This contrasts with qualitative factors, such as a business’s reputation or the quality of its management team, which can’t really be distilled into a mathematical formula. For example, someone using quantitative analysis to try to decide whether to purchase a stock may calculate the business’s revenue growth over the past few years, or look at the company’s ratios and how those ratios compare to other, similar companies. Some popular stats quantitative analysts use include price-to-earnings (PE) ratios and earnings-per-share (EPS). According to quantitative analysis, if there are two similarly valued companies and one has a higher EPS or a lower PE ratio, that may be the better investment opportunity.

How Does Quantitative Analysis Work?

Quantitative analysis is used in many aspects of investing and business. One common way it works is by comparing data sets. If a quantitative analyst can look at economic data such as GDP growth or inflation and identify a similarity to a pattern that occurred in the past, they may be able to predict what is about to happen to a company’s stock. Other types of quantitative analysis include financial modeling, optimization, and data mining. For the individual, “quant” investing can be a matter of one or two metrics, whereas an investing firm could use voluminous amounts of data to make buy and sell decisions. Anything for which data can be collected and tracked is open to some type of quantitative analysis. These days, massive amounts of data are created and stored every day. Many quantitative analysts use powerful computer programs and models to try to find the most useful data and to identify patterns or correlations.

Quantitative Analysis vs. Qualitative Analysis

By contrast, qualitative analysis relies on things that are difficult to quantify or for which people might have differing opinions. Investors using this method of analysis may try to determine a company’s reputation or the effectiveness of a business’s management group. This can involve things such as surveys or focus groups to quantify consumer sentiment.

Useful for Analyzing Investments

While some may feel qualitative analysis is inferior to quantitative analysis because it does not rely on hard facts and figures, both play important roles in investment research. Consumer and investor opinions both play major roles in the performance of a company, just as its revenue, profits, and other financial numbers do. Investors can gain valuable insights from both forms of analyses.

Pros and Cons of Quantitative Analysis

Pros Explained

Relies on numbers and data: Quantitative analysis often looks at factual information, which means it is easy for investors to learn about and calculate.Available techniques range from simple to complex: Even beginners can use simple techniques, such as finding a business’s PE ratio. However, more advanced investors use quantitative analysis to look at much larger and more complex amounts of data.Low cost: The data that an individual investor can use for quantitative analysis is typically freely available on any number of financial websites.

Cons Explained

Not everything can be distilled to numbers: Quantitative analysis excludes things that are hard to convert to simple numbers, such as consumer and investor sentiment, quality of management, or company culture.
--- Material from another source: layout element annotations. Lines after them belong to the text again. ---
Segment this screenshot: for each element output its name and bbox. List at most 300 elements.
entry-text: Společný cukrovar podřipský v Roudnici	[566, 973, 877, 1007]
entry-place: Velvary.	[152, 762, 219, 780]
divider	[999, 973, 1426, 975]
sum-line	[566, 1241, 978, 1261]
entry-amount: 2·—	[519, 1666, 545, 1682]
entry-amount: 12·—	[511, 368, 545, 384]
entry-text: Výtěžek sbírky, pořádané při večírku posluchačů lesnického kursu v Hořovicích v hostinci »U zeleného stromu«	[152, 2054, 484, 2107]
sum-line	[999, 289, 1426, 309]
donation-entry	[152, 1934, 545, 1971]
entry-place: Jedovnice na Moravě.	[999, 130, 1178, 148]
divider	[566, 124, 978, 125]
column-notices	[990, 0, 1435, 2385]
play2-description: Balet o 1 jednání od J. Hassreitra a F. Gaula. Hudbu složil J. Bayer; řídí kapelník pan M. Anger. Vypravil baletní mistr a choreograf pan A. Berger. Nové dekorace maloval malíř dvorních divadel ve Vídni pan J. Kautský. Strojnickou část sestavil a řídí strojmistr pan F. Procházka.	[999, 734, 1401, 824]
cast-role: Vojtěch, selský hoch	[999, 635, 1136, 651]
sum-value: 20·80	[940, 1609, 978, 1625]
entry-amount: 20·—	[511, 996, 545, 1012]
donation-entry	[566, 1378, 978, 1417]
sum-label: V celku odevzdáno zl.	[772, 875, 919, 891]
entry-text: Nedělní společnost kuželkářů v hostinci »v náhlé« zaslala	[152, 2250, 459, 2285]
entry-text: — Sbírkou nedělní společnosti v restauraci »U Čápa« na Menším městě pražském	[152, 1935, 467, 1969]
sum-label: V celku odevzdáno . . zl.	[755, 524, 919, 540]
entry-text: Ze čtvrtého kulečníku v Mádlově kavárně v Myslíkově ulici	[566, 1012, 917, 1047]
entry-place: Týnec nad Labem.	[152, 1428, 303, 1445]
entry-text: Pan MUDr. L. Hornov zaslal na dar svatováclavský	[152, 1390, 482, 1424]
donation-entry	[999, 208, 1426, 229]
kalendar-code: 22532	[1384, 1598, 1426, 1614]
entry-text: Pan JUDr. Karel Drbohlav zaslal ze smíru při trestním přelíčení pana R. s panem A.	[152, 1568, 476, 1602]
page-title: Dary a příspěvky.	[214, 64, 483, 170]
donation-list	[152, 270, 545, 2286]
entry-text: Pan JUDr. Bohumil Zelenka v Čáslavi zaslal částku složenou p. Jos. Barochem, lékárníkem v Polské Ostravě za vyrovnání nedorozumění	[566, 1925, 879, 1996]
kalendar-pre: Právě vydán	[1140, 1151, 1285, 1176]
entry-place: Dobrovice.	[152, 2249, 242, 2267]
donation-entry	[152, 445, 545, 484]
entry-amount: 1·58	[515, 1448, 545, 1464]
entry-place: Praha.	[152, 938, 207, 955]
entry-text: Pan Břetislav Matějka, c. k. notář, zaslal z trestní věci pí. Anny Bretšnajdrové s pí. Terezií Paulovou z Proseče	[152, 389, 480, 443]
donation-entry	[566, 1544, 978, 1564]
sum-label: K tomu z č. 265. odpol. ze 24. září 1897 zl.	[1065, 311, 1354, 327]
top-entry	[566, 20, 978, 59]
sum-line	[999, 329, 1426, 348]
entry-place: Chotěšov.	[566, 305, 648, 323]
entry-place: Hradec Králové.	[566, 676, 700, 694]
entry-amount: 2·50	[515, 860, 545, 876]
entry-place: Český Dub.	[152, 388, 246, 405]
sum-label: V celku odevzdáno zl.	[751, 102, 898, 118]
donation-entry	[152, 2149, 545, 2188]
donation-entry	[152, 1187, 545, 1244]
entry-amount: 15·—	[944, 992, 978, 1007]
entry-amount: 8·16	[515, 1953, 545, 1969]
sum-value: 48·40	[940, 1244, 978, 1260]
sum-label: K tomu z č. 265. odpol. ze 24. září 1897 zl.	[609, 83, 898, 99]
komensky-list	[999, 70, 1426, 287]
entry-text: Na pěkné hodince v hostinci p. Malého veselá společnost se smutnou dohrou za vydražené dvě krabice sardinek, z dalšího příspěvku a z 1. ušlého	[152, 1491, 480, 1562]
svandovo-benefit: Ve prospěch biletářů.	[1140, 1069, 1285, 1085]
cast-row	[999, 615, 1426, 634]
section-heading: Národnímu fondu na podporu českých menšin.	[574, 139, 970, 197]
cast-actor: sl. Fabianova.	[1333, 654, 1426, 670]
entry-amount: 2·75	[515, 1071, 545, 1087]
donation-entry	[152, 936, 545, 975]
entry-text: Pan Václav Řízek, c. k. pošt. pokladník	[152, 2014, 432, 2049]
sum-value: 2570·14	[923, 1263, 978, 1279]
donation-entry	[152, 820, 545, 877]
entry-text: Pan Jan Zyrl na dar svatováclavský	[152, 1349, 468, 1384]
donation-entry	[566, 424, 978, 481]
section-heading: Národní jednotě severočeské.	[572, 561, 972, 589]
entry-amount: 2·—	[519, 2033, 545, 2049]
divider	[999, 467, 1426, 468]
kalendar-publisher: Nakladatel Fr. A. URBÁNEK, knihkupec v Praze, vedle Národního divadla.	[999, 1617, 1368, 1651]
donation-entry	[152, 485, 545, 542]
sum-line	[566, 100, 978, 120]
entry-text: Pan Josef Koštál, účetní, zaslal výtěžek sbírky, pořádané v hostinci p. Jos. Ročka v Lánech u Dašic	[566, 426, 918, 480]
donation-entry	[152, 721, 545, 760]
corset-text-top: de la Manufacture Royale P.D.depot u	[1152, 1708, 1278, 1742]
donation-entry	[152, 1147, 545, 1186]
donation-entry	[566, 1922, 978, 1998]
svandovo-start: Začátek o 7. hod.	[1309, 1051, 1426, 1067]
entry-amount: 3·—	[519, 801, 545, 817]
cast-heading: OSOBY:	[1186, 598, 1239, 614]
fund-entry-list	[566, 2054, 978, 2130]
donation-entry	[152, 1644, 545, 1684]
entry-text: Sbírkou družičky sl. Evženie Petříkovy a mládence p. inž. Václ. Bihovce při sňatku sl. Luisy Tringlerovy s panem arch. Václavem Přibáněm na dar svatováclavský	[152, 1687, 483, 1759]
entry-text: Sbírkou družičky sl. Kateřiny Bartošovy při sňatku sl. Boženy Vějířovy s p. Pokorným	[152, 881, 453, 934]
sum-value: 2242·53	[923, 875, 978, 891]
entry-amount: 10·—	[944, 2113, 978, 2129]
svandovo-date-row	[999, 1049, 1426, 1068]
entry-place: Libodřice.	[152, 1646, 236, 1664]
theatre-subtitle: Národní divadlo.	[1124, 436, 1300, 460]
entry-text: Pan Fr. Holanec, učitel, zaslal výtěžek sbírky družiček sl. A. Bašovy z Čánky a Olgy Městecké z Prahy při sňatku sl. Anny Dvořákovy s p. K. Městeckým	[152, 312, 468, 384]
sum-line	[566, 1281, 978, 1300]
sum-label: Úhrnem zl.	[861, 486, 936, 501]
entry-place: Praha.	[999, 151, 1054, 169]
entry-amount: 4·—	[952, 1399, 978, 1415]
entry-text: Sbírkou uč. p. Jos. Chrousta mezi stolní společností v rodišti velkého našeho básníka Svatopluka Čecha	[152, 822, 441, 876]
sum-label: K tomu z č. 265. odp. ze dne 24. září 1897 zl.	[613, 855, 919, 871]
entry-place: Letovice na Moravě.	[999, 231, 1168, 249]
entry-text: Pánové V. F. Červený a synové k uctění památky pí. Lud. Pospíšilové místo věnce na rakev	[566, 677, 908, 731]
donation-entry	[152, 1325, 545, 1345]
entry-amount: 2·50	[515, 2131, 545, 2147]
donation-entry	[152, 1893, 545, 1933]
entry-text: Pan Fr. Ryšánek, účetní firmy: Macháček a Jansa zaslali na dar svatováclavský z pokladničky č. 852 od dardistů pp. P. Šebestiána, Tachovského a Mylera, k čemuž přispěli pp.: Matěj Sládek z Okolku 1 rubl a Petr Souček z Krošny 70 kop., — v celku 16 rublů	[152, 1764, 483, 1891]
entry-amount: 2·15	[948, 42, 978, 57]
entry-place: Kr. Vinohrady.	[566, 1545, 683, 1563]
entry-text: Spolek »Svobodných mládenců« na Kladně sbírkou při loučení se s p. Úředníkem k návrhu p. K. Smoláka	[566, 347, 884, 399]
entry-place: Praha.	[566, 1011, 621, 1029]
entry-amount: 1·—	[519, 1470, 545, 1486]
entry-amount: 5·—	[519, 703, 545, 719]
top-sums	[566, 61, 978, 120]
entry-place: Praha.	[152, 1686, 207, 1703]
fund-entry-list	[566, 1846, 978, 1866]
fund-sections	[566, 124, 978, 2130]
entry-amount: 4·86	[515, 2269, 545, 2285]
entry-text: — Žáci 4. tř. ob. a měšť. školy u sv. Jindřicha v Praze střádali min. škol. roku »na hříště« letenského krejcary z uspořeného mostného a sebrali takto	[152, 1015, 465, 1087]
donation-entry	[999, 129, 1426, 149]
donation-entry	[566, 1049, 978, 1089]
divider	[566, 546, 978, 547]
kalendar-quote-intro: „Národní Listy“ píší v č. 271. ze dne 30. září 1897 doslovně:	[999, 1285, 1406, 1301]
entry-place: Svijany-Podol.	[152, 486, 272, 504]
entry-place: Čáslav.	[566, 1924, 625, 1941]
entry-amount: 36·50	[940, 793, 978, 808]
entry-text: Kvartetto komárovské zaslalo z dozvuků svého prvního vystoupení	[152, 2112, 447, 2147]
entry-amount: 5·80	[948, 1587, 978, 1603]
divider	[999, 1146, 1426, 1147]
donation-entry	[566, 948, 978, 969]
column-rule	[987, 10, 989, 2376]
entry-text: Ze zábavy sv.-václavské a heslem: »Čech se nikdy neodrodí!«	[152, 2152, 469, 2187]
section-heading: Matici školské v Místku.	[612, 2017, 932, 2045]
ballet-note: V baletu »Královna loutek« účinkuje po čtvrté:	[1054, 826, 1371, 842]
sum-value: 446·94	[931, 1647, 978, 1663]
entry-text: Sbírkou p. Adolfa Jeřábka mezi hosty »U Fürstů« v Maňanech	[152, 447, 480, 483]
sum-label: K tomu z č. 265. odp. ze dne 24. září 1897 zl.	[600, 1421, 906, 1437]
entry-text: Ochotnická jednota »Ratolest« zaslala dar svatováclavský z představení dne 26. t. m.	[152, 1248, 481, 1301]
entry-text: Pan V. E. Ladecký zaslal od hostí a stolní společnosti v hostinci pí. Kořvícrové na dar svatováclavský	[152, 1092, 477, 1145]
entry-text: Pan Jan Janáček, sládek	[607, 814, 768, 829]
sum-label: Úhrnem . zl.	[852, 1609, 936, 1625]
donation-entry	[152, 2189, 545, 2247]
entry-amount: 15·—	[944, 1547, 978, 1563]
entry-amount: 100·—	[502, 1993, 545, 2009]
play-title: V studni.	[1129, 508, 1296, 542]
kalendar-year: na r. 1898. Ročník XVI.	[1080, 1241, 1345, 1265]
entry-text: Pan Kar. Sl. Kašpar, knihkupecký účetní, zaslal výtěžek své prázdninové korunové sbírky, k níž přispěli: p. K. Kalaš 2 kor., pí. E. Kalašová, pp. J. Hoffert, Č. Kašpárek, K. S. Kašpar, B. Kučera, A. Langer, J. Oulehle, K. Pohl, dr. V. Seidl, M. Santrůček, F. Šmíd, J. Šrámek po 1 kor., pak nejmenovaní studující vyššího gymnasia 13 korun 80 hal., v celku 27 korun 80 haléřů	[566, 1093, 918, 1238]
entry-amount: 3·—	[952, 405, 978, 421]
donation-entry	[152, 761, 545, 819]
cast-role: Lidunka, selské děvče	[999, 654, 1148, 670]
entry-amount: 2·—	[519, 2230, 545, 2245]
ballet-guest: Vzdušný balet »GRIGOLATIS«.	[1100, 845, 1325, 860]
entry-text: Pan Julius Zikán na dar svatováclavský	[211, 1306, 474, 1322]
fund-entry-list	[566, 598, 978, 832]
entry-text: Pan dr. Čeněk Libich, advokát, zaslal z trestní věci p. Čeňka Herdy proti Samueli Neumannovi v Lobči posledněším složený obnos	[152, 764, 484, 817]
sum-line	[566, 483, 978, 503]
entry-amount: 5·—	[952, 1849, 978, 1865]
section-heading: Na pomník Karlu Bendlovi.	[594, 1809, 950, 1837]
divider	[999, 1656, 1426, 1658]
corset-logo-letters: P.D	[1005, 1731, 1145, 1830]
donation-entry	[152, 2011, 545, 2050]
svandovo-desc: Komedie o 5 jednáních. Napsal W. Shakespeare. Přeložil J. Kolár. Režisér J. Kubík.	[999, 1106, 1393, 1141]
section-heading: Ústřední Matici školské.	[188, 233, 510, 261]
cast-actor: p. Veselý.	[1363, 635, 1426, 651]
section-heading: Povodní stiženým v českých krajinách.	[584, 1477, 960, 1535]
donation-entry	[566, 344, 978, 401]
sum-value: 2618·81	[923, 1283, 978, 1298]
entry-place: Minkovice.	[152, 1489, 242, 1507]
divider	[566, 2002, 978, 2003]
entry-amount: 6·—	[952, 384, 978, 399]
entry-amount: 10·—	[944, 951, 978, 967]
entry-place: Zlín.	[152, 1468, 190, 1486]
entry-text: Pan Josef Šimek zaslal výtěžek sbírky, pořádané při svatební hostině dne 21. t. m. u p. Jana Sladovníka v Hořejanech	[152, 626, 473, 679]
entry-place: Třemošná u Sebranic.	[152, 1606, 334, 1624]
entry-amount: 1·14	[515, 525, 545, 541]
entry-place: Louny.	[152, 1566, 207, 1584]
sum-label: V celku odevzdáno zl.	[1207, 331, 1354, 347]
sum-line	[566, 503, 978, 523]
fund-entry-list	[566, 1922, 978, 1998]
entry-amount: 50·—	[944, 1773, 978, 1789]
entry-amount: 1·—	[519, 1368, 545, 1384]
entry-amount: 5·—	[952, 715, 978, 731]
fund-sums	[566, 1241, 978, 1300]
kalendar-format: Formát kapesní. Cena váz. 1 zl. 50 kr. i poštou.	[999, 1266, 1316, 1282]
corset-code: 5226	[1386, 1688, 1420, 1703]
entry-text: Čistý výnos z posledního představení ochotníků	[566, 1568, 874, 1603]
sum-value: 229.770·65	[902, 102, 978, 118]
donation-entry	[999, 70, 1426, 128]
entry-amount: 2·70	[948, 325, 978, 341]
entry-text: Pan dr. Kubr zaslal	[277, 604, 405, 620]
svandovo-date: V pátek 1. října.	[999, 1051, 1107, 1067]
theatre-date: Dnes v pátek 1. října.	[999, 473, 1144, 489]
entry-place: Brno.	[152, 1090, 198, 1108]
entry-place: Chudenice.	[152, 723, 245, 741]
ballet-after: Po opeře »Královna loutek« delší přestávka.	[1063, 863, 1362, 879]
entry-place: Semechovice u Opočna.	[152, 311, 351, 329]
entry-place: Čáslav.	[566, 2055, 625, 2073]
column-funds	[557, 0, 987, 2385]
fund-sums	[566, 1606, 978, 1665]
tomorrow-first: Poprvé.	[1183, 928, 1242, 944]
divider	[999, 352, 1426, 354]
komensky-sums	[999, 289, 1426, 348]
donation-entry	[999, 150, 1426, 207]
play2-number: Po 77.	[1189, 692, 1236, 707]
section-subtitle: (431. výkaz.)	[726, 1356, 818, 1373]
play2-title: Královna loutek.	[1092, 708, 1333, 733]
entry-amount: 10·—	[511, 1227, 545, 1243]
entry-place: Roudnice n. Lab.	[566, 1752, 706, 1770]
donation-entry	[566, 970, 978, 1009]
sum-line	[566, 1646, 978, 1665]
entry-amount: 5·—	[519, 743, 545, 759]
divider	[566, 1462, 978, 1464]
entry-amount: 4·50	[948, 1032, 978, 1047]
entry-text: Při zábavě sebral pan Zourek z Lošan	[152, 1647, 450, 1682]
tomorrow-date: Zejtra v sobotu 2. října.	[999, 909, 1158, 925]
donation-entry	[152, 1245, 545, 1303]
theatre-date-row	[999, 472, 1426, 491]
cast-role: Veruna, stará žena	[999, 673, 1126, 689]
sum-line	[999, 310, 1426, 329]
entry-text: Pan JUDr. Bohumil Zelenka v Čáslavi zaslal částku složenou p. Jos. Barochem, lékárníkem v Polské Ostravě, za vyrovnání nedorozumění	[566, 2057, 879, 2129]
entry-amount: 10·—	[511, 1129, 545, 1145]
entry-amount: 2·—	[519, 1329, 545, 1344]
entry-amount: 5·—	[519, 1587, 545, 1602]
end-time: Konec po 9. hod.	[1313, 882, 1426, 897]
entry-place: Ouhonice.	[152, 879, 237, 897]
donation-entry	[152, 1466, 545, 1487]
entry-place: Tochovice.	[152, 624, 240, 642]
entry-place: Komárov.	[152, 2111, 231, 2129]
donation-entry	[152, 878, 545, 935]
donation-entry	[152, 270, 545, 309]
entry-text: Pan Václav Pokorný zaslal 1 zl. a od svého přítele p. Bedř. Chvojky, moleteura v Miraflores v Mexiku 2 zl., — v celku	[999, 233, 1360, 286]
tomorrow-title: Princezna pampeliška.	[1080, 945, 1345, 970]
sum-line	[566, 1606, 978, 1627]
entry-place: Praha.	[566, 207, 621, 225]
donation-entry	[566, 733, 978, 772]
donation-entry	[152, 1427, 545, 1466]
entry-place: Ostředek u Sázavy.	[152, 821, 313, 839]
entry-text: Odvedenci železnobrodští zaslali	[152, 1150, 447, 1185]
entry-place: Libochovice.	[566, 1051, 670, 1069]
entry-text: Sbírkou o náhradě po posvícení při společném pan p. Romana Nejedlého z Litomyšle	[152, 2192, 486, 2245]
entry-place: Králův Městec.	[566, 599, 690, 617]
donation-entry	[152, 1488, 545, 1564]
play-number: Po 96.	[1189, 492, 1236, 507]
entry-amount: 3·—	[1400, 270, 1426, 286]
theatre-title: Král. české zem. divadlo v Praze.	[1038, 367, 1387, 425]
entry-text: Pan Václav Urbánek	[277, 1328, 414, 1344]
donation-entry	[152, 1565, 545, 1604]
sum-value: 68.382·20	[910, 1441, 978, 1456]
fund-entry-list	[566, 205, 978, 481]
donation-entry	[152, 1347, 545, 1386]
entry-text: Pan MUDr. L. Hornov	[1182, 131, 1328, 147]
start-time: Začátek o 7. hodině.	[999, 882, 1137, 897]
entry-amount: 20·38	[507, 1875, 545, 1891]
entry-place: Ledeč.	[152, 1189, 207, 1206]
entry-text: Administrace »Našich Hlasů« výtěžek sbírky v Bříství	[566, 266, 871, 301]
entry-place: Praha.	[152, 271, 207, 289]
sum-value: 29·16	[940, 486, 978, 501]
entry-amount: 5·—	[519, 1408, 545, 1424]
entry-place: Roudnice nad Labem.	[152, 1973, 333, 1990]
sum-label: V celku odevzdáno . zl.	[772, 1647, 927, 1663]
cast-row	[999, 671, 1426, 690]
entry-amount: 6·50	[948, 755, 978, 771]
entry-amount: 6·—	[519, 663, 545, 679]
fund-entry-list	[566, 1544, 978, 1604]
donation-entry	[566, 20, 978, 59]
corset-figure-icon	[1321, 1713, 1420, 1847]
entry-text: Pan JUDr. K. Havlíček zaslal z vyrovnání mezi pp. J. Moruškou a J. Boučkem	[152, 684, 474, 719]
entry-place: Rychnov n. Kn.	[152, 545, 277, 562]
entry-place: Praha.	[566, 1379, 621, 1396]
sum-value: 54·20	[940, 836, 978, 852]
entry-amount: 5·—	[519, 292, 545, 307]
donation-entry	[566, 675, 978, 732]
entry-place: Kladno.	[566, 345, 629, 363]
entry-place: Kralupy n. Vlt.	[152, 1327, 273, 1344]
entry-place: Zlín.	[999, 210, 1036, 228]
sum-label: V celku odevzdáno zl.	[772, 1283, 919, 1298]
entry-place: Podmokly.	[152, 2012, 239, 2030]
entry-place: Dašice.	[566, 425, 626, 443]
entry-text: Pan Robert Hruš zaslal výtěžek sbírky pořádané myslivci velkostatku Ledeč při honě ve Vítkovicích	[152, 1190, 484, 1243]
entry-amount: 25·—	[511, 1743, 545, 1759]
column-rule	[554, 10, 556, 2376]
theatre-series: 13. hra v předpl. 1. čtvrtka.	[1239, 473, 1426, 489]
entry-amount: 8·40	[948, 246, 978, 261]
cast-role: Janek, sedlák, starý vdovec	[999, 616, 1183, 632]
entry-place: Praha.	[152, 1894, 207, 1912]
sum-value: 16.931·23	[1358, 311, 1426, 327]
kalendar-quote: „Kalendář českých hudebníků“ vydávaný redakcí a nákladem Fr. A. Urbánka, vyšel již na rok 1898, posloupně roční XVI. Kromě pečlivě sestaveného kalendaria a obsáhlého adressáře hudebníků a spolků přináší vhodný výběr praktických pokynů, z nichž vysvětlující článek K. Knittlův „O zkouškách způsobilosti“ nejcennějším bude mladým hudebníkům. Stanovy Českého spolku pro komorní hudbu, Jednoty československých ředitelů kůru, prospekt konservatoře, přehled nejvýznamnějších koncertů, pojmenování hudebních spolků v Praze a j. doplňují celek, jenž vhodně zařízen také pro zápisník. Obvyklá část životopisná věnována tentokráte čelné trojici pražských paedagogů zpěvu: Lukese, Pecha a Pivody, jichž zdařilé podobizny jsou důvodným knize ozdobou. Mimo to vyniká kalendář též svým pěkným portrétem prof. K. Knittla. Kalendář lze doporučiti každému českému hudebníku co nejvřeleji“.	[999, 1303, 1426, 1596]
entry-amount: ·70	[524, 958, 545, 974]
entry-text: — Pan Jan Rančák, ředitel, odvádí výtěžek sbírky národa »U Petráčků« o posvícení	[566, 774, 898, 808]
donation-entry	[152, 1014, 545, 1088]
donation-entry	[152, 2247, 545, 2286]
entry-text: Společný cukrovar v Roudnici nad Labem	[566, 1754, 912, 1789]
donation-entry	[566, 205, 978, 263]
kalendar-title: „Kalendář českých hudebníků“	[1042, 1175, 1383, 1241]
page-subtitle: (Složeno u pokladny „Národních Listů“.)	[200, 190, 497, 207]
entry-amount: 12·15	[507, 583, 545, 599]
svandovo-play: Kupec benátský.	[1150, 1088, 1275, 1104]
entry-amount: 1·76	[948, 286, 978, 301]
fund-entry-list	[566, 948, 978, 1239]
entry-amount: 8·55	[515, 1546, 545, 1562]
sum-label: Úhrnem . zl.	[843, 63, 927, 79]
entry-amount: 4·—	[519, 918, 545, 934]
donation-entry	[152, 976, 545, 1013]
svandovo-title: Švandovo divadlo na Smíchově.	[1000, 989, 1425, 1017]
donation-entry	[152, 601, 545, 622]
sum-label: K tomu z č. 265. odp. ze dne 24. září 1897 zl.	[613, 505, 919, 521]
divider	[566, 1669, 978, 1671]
No quant method is perfect every time: Quantitative analysis is one tool investors can use to predict future results, but even if an investor identifies a pattern that is similar to one that has occurred in the past, there is no guarantee that the future will play out the same way.

What It Means for Individual Investors

Everyday investors probably use simple quantitative without even realizing it. If you’re looking at things like a business’s revenue and expenses, or popular ratios such as EPS or PE ratios, you’re already using quantitative analysis. Basic quantitative analysis techniques are a useful tool for investors who want to research and compare companies. However, keep in mind that it excludes many qualitative factors that also play important roles in an investment’s success.